Curtis bounced around the minors the next four seasons, appearing in 52 games, starting seven for Cleveland's Triple-A Portland team in 1964, then spending the next two seasons pitching for Triple-A Toledo in the New York Yankees organization. In 1965, he had a particularly good season, going 10-7 in 17 starts, with a 2.90 ERA, 12 complete games and five shutouts. He began the 1967 season pitching for the Yankees Triple-A team in Syracuse, before finishing his baseball career with seven games for the Minnesota's Triple-A Charlotte affiliate.

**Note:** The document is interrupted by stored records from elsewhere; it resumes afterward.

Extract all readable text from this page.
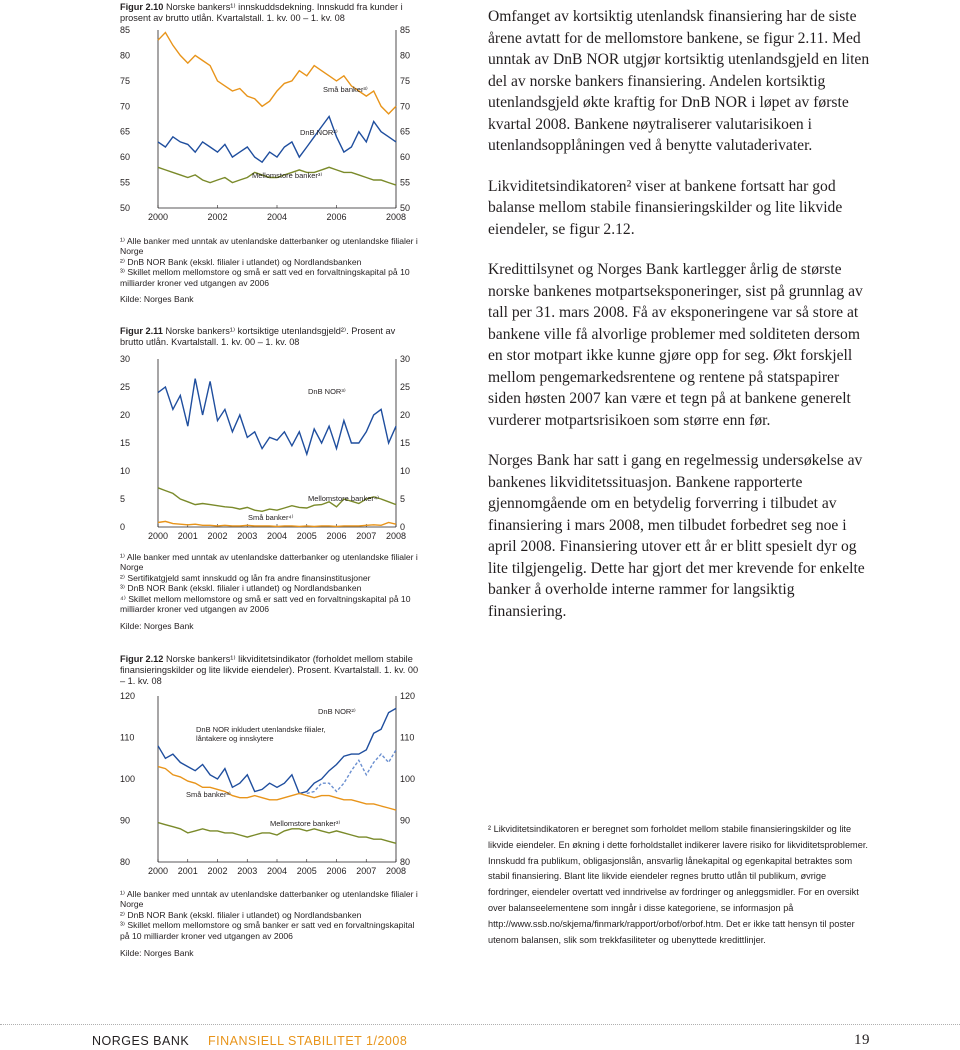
Figur 2.10 Norske bankers¹⁾ innskuddsdekning. Innskudd fra kunder i prosent av brutto utlån. Kvartalstall. 1. kv. 00 – 1. kv. 08
50	50
55	55
60	60
65	65
70	70
75	75
80	80
85	85
2000	2002	2004	2006	2008
Små banker³⁾
DnB NOR²⁾
Mellomstore banker³⁾

¹⁾ Alle banker med unntak av utenlandske datterbanker og utenlandske filialer i Norge

²⁾ DnB NOR Bank (ekskl. filialer i utlandet) og Nordlandsbanken

³⁾ Skillet mellom mellomstore og små er satt ved en forvaltningskapital på 10 milliarder kroner ved utgangen av 2006

Kilde: Norges Bank
Figur 2.11 Norske bankers¹⁾ kortsiktige utenlandsgjeld²⁾. Prosent av brutto utlån. Kvartalstall. 1. kv. 00 – 1. kv. 08
0	0
5	5
10	10
15	15
20	20
25	25
30	30
2000 2001 2002 2003 2004 2005 2006 2007 2008
DnB NOR³⁾
Mellomstore banker⁴⁾
Små banker⁴⁾

¹⁾ Alle banker med unntak av utenlandske datterbanker og utenlandske filialer i Norge

²⁾ Sertifikatgjeld samt innskudd og lån fra andre finansinstitusjoner

³⁾ DnB NOR Bank (ekskl. filialer i utlandet) og Nordlandsbanken

⁴⁾ Skillet mellom mellomstore og små er satt ved en forvaltningskapital på 10 milliarder kroner ved utgangen av 2006

Kilde: Norges Bank
Figur 2.12 Norske bankers¹⁾ likviditetsindikator (forholdet mellom stabile finansieringskilder og lite likvide eiendeler). Prosent. Kvartalstall. 1. kv. 00 – 1. kv. 08
80	80
90	90
100	100
110	110
120	120
2000 2001 2002 2003 2004 2005 2006 2007 2008
DnB NOR²⁾
DnB NOR inkludert utenlandske filialer,
låntakere og innskytere
Små banker³⁾
Mellomstore banker³⁾

¹⁾ Alle banker med unntak av utenlandske datterbanker og utenlandske filialer i Norge

²⁾ DnB NOR Bank (ekskl. filialer i utlandet) og Nordlandsbanken

³⁾ Skillet mellom mellomstore og små banker er satt ved en forvaltningskapital på 10 milliarder kroner ved utgangen av 2006

Kilde: Norges Bank

Omfanget av kortsiktig utenlandsk finansiering har de siste årene avtatt for de mellomstore bankene, se figur 2.11. Med unntak av DnB NOR utgjør kortsiktig utenlandsgjeld en liten del av norske bankers finansiering. Andelen kortsiktig utenlandsgjeld økte kraftig for DnB NOR i løpet av første kvartal 2008. Bankene nøytraliserer valutarisikoen i utenlandsopplåningen ved å benytte valutaderivater.

Likviditetsindikatoren² viser at bankene fortsatt har god balanse mellom stabile finansieringskilder og lite likvide eiendeler, se figur 2.12.

Kredittilsynet og Norges Bank kartlegger årlig de største norske bankenes motpartseksponeringer, sist på grunnlag av tall per 31. mars 2008. Få av eksponeringene var så store at bankene ville få alvorlige problemer med solditeten dersom en stor motpart ikke kunne gjøre opp for seg. Økt forskjell mellom pengemarkedsrentene og rentene på statspapirer siden høsten 2007 kan være et tegn på at bankene generelt vurderer motpartsrisikoen som større enn før.

Norges Bank har satt i gang en regelmessig undersøkelse av bankenes likviditetssituasjon. Bankene rapporterte gjennomgående om en betydelig forverring i tilbudet av finansiering i mars 2008, men tilbudet forbedret seg noe i april 2008. Finansiering utover ett år er blitt spesielt dyr og lite tilgjengelig. Dette har gjort det mer krevende for enkelte banker å overholde interne rammer for langsiktig finansiering.

² Likviditetsindikatoren er beregnet som forholdet mellom stabile finansieringskilder og lite likvide eiendeler. En økning i dette forholdstallet indikerer lavere risiko for likviditetsproblemer. Innskudd fra publikum, obligasjonslån, ansvarlig lånekapital og egenkapital betraktes som stabil finansiering. Blant lite likvide eiendeler regnes brutto utlån til publikum, øvrige fordringer, eiendeler overtatt ved inndrivelse av fordringer og anleggsmidler. For en oversikt over balanseelementene som inngår i disse kategoriene, se informasjon på http://www.ssb.no/skjema/finmark/rapport/orbof/orbof.htm. Det er ikke tatt hensyn til poster utenom balansen, slik som trekkfasiliteter og ubenyttede kredittlinjer.
NORGES BANK FINANSIELL STABILITET 1/2008	19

During his MLB career, Curtis compiled a career record of 14–19 with a 4.84 earned run average. In 279 innings pitched, he permitted 328 hits and 89 bases on balls with 108 strikeouts. He was credited with six complete games and two saves. He won an additional 97 games in the minors.

== Later life and death ==
Curtis worked in private business after retiring, then spent 25 years as a production manager for a manufacturing company. He was inducted into the Caldwell County Sports Hall of Fame in 1993.

Curtis died on May 12, 2025, at the age of 88.